Frida Kahlo: entre la ceja y el bigote

Magdalena Carmen Frida Kahlo Calderones, hoy en día algo así como la virgen María para el feminismo y para los artistas posmodernos. Sin embargo, así como se ha vuelto un ícono de culto para algunos, también se ha hecho de un buen número de detractores. La pregunta es ¿es realmente tan buena para ser considerada un ícono? ¿Su obra está sobrevalorada como afirman algunos intelectuales de internet? Descubrámoslo.

Primero me gustaría aclarar por qué se la considera feminista aun cuando su relación con Diego Rivera parecía más como la típica relación de la mujer mártir, golpeada y engañada que aun así ama a su captor. Es cierto que su relación con Diego estaba lejos de ser ideal; sin embargo, el carácter de la pintora va más allá de su rol como esposa y sería simplón que dejemos de lado otros rasgos valiosos de su carácter solo por eso.

Por ejemplo, sí es un poco exagerado decir que redefinió el concepto de belleza sólo por el hecho de no depilarse el vello facial, sin mostrar algún tipo de inseguridad o frustración al respecto. Aunque, en mi opinión, sí constituye un acto de rebeldía y valor en un mundo en el que la regla general es que todos estemos inseguros con nuestro aspecto. No digo que sea un ejemplo a seguir, para todos en todo momento, pero si podríamos aprender algo al respecto.

En cuanto a su vestimenta y estilo, también considero valioso que se haya atrevido a usar trajes típicos de pueblos indígenas en un país invadido por la cultura estadounidense y no solo eso, sino que los haya puesto en el ojo de la moda del mundo al ser la portada de la revista Vogue en 1937.

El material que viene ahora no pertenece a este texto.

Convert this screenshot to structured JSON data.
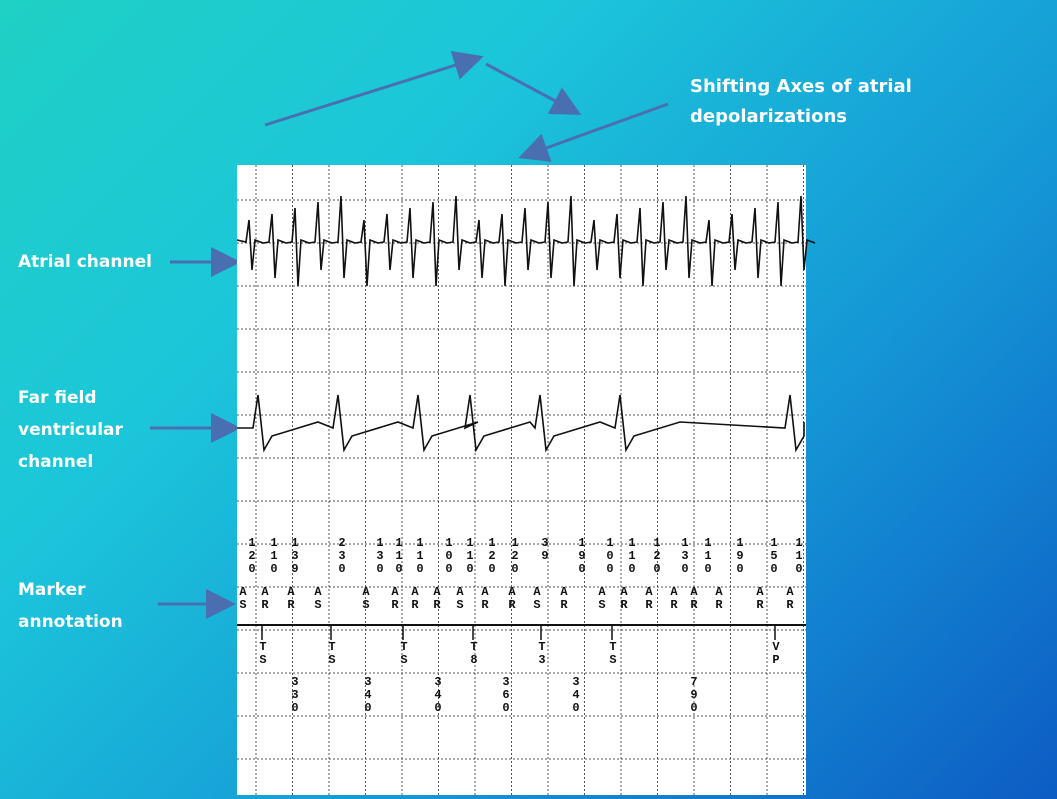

Hablemos de sus pinturas. Quizá la detractora más férrea de Frida es la hija de Diego Rivera, quien afirma:”Yo sé de pintura así que puedo criticar. No me gusta nada de la obra de Frida Kahlo, porque es un trabajo sin técnica ni oficio, con una temática muy agresiva. No era buena pintora”. Además, ha descrito la obra de la artista como “repetitiva” “no creativa” y se ha referido a la pintora como “ícono de la decadencia”. No obstante, en su tiempo Frida fue aplaudida por artistas de la talla de Pablo Picasso, Vasili Kandinsky, André Bretón y Marcel Duchamp. Además de que su autorretrato “El marco” (1938) fue la primera obra de un artista mexicano comprada por el museo de Louvre. Así que al parecer algo de artista sí tenía.

Como conclusión, desde el punto de vista artístico, creo que si bien es cierto que los cuadros de Frida no contienen la técnica y pureza de otros grandes pintores, quizá sea esa sencillez de simbolismo y técnica lo que hace que el público en general se identifique más fácilmente y que la obra pueda transmitir el sentimiento puesto en cada uno de sus cuadros. Por otra parte, es cierto que el marketing y los medios masivos de comunicación han hecho de Frida un ícono comercial equiparable a lo que pasó con la figura del “Che” Guevara, pero no por eso debemos de olvidar que se trata de un ser humano y como tal no se debería idealizar ni satanizar.